Project Specifications
The AquaDom stood in the lobby of the Radisson hotel in the DomAquaree complex in Berlin-Mitte. According to public records and reporting, it was a cylindrical acrylic-glass aquarium of roughly 16 meters in acrylic height, resting on a foundation of about 9 meters, holding approximately 1 million liters of saltwater. As documented in published accounts, the cylinder was assembled from 41 acrylic panels, 26 for the outer cylinder and 15 for the inner cylinder that housed a transparent elevator, bonded together on-site, with the acrylic supplied by Reynolds Polymer Technology. On the wall thickness of the outer cylinder, the published figures differ by source. According to the owner, Union Investment, as carried in news reporting, the outer wall measured about 22 centimeters at the base and about 18 centimeters at the top. In its own published account of the project, Reynolds Polymer described the structure as about eight inches thick at the bottom, tapering to about four inches at the top. The structure opened in 2003 and held a Guinness World Record as the largest cylindrical aquarium of its kind.
The Event
According to news reporting from the time, including coverage by the BBC and the Associated Press, the AquaDom ruptured in the early hours of December 16, 2022, releasing approximately 1 million liters of water into the hotel lobby and out into the surrounding street. Press accounts reported that around 1,500 fish were lost and two people sustained minor injuries, while the structure itself was effectively destroyed. Police were reported as finding no evidence of a malicious act. The building owner subsequently confirmed the hotel would remain closed, and published reporting noted that a vertical garden later replaced the aquarium when the hotel reopened in 2025.
The Investigation
According to published reporting, Professor Christian Bonten of the Institute of Plastics Technology at the University of Stuttgart was appointed to conduct the failure analysis, with the expert report commissioned by the building owner.
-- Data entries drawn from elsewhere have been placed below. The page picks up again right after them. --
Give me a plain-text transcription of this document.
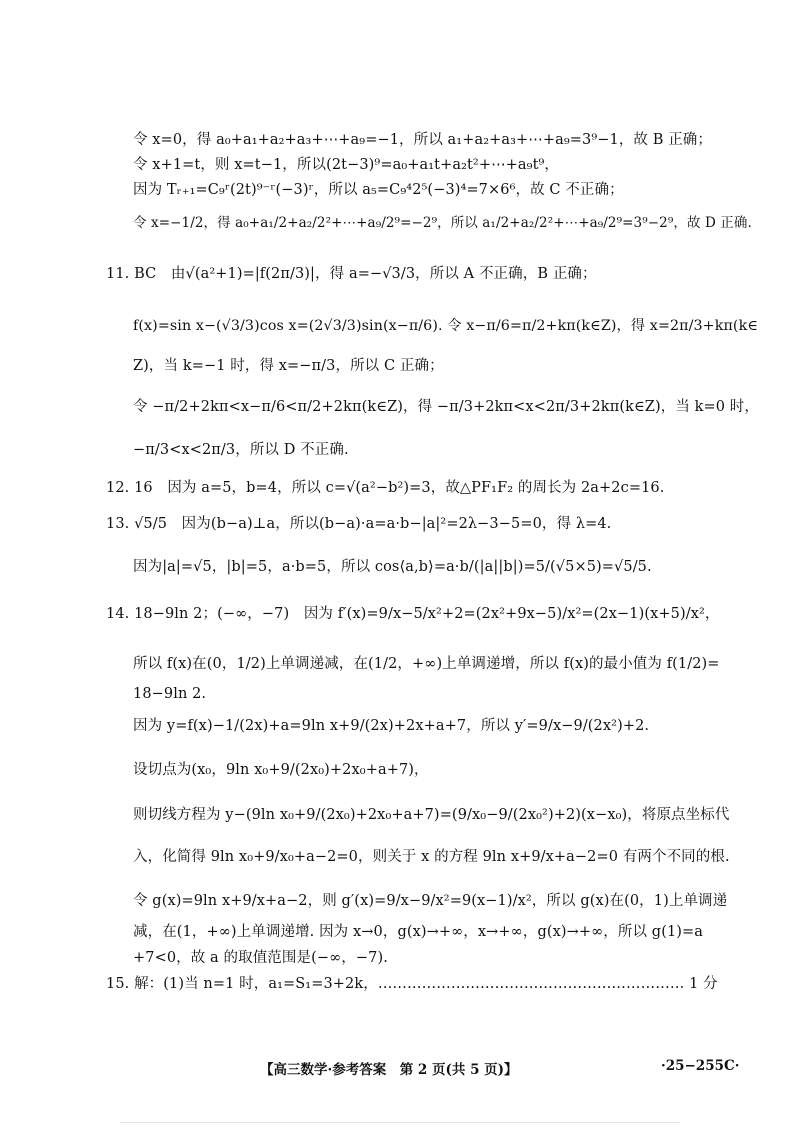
令 x=0，得 a₀+a₁+a₂+a₃+⋯+a₉=−1，所以 a₁+a₂+a₃+⋯+a₉=3⁹−1，故 B 正确；
令 x+1=t，则 x=t−1，所以(2t−3)⁹=a₀+a₁t+a₂t²+⋯+a₉t⁹，
因为 Tᵣ₊₁=C₉ʳ(2t)⁹⁻ʳ(−3)ʳ，所以 a₅=C₉⁴2⁵(−3)⁴=7×6⁶，故 C 不正确；
令 x=−1/2，得 a₀+a₁/2+a₂/2²+⋯+a₉/2⁹=−2⁹，所以 a₁/2+a₂/2²+⋯+a₉/2⁹=3⁹−2⁹，故 D 正确.
11. BC　由√(a²+1)=|f(2π/3)|，得 a=−√3/3，所以 A 不正确，B 正确；
f(x)=sin x−(√3/3)cos x=(2√3/3)sin(x−π/6). 令 x−π/6=π/2+kπ(k∈Z)，得 x=2π/3+kπ(k∈
Z)，当 k=−1 时，得 x=−π/3，所以 C 正确；
令 −π/2+2kπ<x−π/6<π/2+2kπ(k∈Z)，得 −π/3+2kπ<x<2π/3+2kπ(k∈Z)，当 k=0 时，
−π/3<x<2π/3，所以 D 不正确.
12. 16　因为 a=5，b=4，所以 c=√(a²−b²)=3，故△PF₁F₂ 的周长为 2a+2c=16.
13. √5/5　因为(b−a)⊥a，所以(b−a)·a=a·b−|a|²=2λ−3−5=0，得 λ=4.
因为|a|=√5，|b|=5，a·b=5，所以 cos⟨a,b⟩=a·b/(|a||b|)=5/(√5×5)=√5/5.
14. 18−9ln 2；(−∞，−7)　因为 f′(x)=9/x−5/x²+2=(2x²+9x−5)/x²=(2x−1)(x+5)/x²，
所以 f(x)在(0，1/2)上单调递减，在(1/2，+∞)上单调递增，所以 f(x)的最小值为 f(1/2)=
18−9ln 2.
因为 y=f(x)−1/(2x)+a=9ln x+9/(2x)+2x+a+7，所以 y′=9/x−9/(2x²)+2.
设切点为(x₀，9ln x₀+9/(2x₀)+2x₀+a+7)，
则切线方程为 y−(9ln x₀+9/(2x₀)+2x₀+a+7)=(9/x₀−9/(2x₀²)+2)(x−x₀)，将原点坐标代
入，化简得 9ln x₀+9/x₀+a−2=0，则关于 x 的方程 9ln x+9/x+a−2=0 有两个不同的根.
令 g(x)=9ln x+9/x+a−2，则 g′(x)=9/x−9/x²=9(x−1)/x²，所以 g(x)在(0，1)上单调递
减，在(1，+∞)上单调递增. 因为 x→0，g(x)→+∞，x→+∞，g(x)→+∞，所以 g(1)=a
+7<0，故 a 的取值范围是(−∞，−7).
15. 解：(1)当 n=1 时，a₁=S₁=3+2k，……………………………………………………… 1 分
【高三数学·参考答案　第 2 页(共 5 页)】	·25−255C·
As described in the K-online account of the investigation, Bonten and his team collected around 700 pieces of debris weighing a total of around 90 tonnes, transported them to a hall in Brandenburg, and laid them out to reconstruct the sequence of the rupture. Published accounts state that the recovered components were examined in detail, including under microscope in the institute's laboratory, with a substantial engineering effort dedicated to mapping where the debris landed.
The Three Possible Causes
According to the K-online account of the investigation, the comprehensive examination narrowed the outcome to three possible causes, with no way to determine which was ultimately responsible. The first was a loosened adhesive seam after two decades of operation. The second was possible notches introduced by handling errors during the renovation work. The third was stresses caused by the acrylic glass drying out during the months it stood empty before being refilled. As the published account states, it is no longer possible to determine which of these three caused the AquaDom to burst.
The Outcome of the Investigation
According to reporting by the Associated Press and others, Berlin prosecutors closed their investigation on October 24, 2023, after the expert report they evaluated could not establish a conclusive cause, and no party was found responsible. Published accounts noted that the rupture left a fragmented, water-swept scene in which the earliest fracture point could not be uniquely identified, leaving the three possible causes consistent with the evidence but impossible to separate. In the owner's published summary of the findings, the commissioned expert described the accident as having occurred without prior warning.
The Temperature Question
Early press coverage raised the freezing overnight temperature as a possible factor, with reporting noting outdoor air around minus 9 to minus 10 degrees Celsius against tank water near 26 degrees Celsius. As later coverage described, this was treated as speculation in the immediate aftermath rather than an established cause, and the differential on its own was not presented in the published findings as sufficient to rupture the structure. It remained one of the conditions discussed around the event rather than a determined cause.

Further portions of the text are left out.